When we now return to Ben Jonson and his comments at Eton College what are we to think? Well, if he believed that William of Stratford was Shake-Speare the playwright, then he must not have known him well or must not have been very astute himself. Otherwise he must surely had recognized that William was very well read and highly learned, if he was indeed the author. We can excuse Ben from not seeing the deep learning in the plays since many other learned readers had also overlooked it. But Ben should have been aware whether or not a person he knew well was “want of learning” or not, if he knew him well and was learned and astute himself.

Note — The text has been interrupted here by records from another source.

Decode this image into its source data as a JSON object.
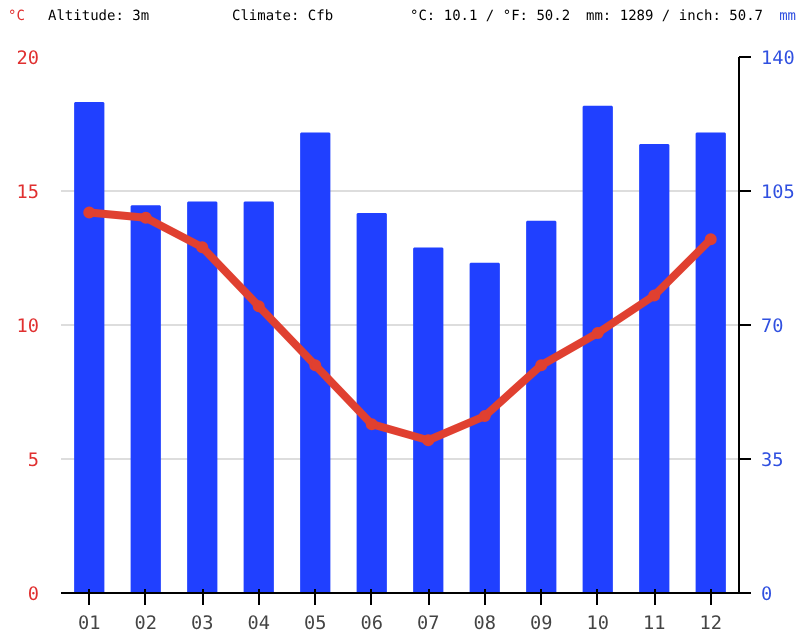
{
  "chart_data": {
    "type": "bar",
    "categories": [
      "01",
      "02",
      "03",
      "04",
      "05",
      "06",
      "07",
      "08",
      "09",
      "10",
      "11",
      "12"
    ],
    "ylabel": "°C",
    "y2label": "mm",
    "annotations": [
      "Altitude: 3m",
      "Climate: Cfb",
      "°C: 10.1 / °F: 50.2",
      "mm: 1289 / inch: 50.7"
    ],
    "series": [
      {
        "axis": "y2",
        "color": "#2040ff",
        "values": [
          128,
          101,
          102,
          102,
          120,
          99,
          90,
          86,
          97,
          127,
          117,
          120
        ]
      },
      {
        "type": "line",
        "axis": "y",
        "color": "#e04030",
        "marker": "circle",
        "values": [
          14.2,
          14.0,
          12.9,
          10.7,
          8.5,
          6.3,
          5.7,
          6.6,
          8.5,
          9.7,
          11.1,
          13.2
        ]
      }
    ],
    "ylim": [
      0,
      20
    ],
    "yticks": [
      0,
      5,
      10,
      15,
      20
    ],
    "y2lim": [
      0,
      140
    ],
    "y2ticks": [
      0,
      35,
      70,
      105,
      140
    ],
    "grid": "y"
  }
}
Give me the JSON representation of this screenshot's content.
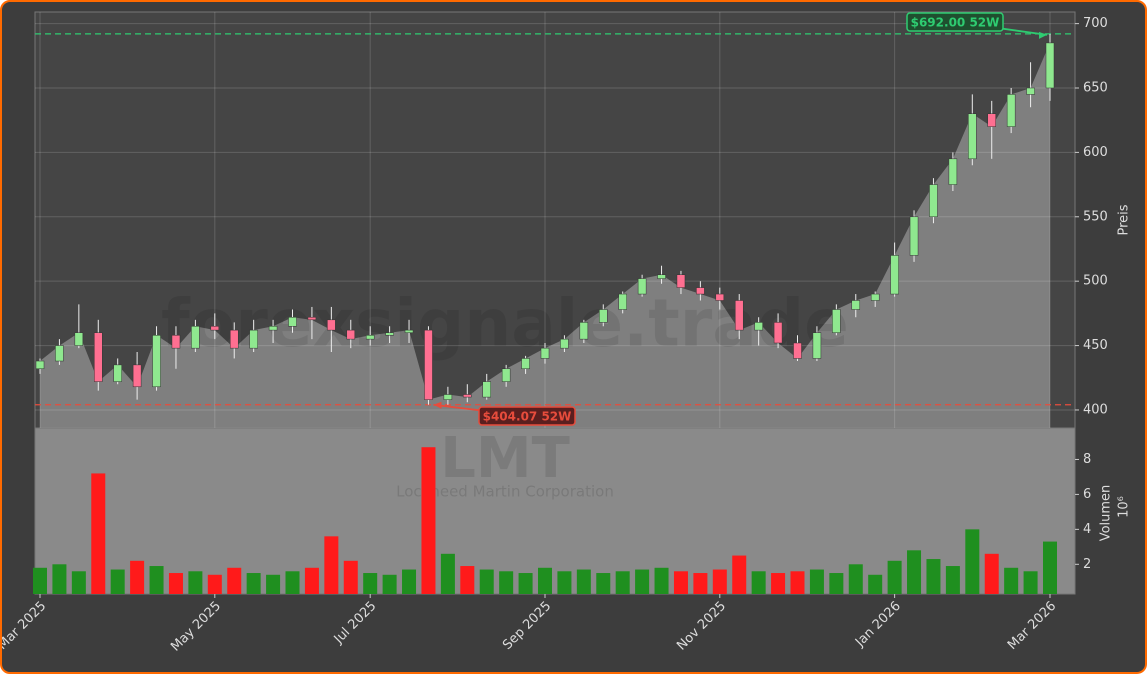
{
  "chart_data": {
    "type": "candlestick",
    "watermark": "forexsignale.trade",
    "symbol": "LMT",
    "company": "Lockheed Martin Corporation",
    "categories": [
      "Mar 2025",
      null,
      null,
      null,
      null,
      null,
      null,
      null,
      null,
      "May 2025",
      null,
      null,
      null,
      null,
      null,
      null,
      null,
      "Jul 2025",
      null,
      null,
      null,
      null,
      null,
      null,
      null,
      null,
      "Sep 2025",
      null,
      null,
      null,
      null,
      null,
      null,
      null,
      null,
      "Nov 2025",
      null,
      null,
      null,
      null,
      null,
      null,
      null,
      null,
      "Jan 2026",
      null,
      null,
      null,
      null,
      null,
      null,
      null,
      "Mar 2026"
    ],
    "open": [
      432,
      438,
      450,
      460,
      422,
      435,
      418,
      458,
      448,
      465,
      462,
      448,
      462,
      465,
      472,
      470,
      462,
      455,
      458,
      460,
      462,
      408,
      412,
      410,
      422,
      432,
      440,
      448,
      455,
      468,
      478,
      490,
      502,
      505,
      495,
      490,
      485,
      462,
      468,
      452,
      440,
      460,
      478,
      485,
      490,
      520,
      550,
      575,
      595,
      630,
      620,
      645,
      650
    ],
    "high": [
      440,
      455,
      482,
      470,
      440,
      445,
      465,
      465,
      470,
      475,
      468,
      470,
      470,
      478,
      480,
      480,
      470,
      465,
      465,
      470,
      465,
      418,
      420,
      428,
      435,
      442,
      452,
      458,
      470,
      482,
      492,
      505,
      512,
      508,
      500,
      495,
      490,
      472,
      475,
      458,
      465,
      482,
      490,
      492,
      530,
      555,
      580,
      600,
      645,
      640,
      650,
      670,
      692
    ],
    "low": [
      428,
      435,
      448,
      415,
      420,
      408,
      415,
      432,
      445,
      455,
      440,
      445,
      452,
      460,
      455,
      445,
      448,
      450,
      452,
      452,
      404.07,
      404,
      406,
      408,
      418,
      428,
      436,
      445,
      452,
      465,
      475,
      488,
      498,
      490,
      485,
      478,
      455,
      450,
      448,
      438,
      438,
      458,
      472,
      480,
      488,
      515,
      545,
      570,
      590,
      595,
      615,
      635,
      640
    ],
    "close": [
      438,
      450,
      460,
      422,
      435,
      418,
      458,
      448,
      465,
      462,
      448,
      462,
      465,
      472,
      470,
      462,
      455,
      458,
      460,
      462,
      408,
      412,
      410,
      422,
      432,
      440,
      448,
      455,
      468,
      478,
      490,
      502,
      505,
      495,
      490,
      485,
      462,
      468,
      452,
      440,
      460,
      478,
      485,
      490,
      520,
      550,
      575,
      595,
      630,
      620,
      645,
      650,
      685
    ],
    "volume": [
      1.8,
      2.0,
      1.6,
      7.2,
      1.7,
      2.2,
      1.9,
      1.5,
      1.6,
      1.4,
      1.8,
      1.5,
      1.4,
      1.6,
      1.8,
      3.6,
      2.2,
      1.5,
      1.4,
      1.7,
      8.7,
      2.6,
      1.9,
      1.7,
      1.6,
      1.5,
      1.8,
      1.6,
      1.7,
      1.5,
      1.6,
      1.7,
      1.8,
      1.6,
      1.5,
      1.7,
      2.5,
      1.6,
      1.5,
      1.6,
      1.7,
      1.5,
      2.0,
      1.4,
      2.2,
      2.8,
      2.3,
      1.9,
      4.0,
      2.6,
      1.8,
      1.6,
      3.3
    ],
    "up_color": "#8fe88f",
    "down_color": "#ff6f91",
    "volume_up_color": "#1f8f1f",
    "volume_down_color": "#ff1a1a",
    "area_color": "#8a8a8a",
    "ylim": [
      386,
      709
    ],
    "yticks": [
      400,
      450,
      500,
      550,
      600,
      650,
      700
    ],
    "y_label": "Preis",
    "volume_ylim": [
      0.3,
      9.8
    ],
    "volume_yticks": [
      2,
      4,
      6,
      8
    ],
    "volume_label": "Volumen",
    "volume_unit": "10⁶",
    "grid": true,
    "high_line": {
      "value": 692,
      "label": "$692.00 52W",
      "color": "#2ecc71"
    },
    "low_line": {
      "value": 404.07,
      "label": "$404.07 52W",
      "color": "#e74c3c"
    }
  }
}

But if Jonson had not actually known Shakspere well then we have two other possibilities. If William was the learned Shake-Speare, then we cannot use Jonson as a reliable witness to his authorship since we have concluded that Jonson didn’t know William well enough to be sure of that observation. And if Shakspere was only pretending to be the author Shake-Speare, then Jonson could be fooled by this just as he was unable to perceive the deep learning in the Shake-Speare plays.
Finally, if Ben Jonson knew that Shakspere wasn’t the true playwright and was only pretending to believe that he was in order to protect his friend Bacon as the author, then that may be why Jonson would try to convince others that Shake-Speare ‘wanted learning’ and was ‘ignorant of the Ancients’ for surely he knew that Bacon did not fit that profile.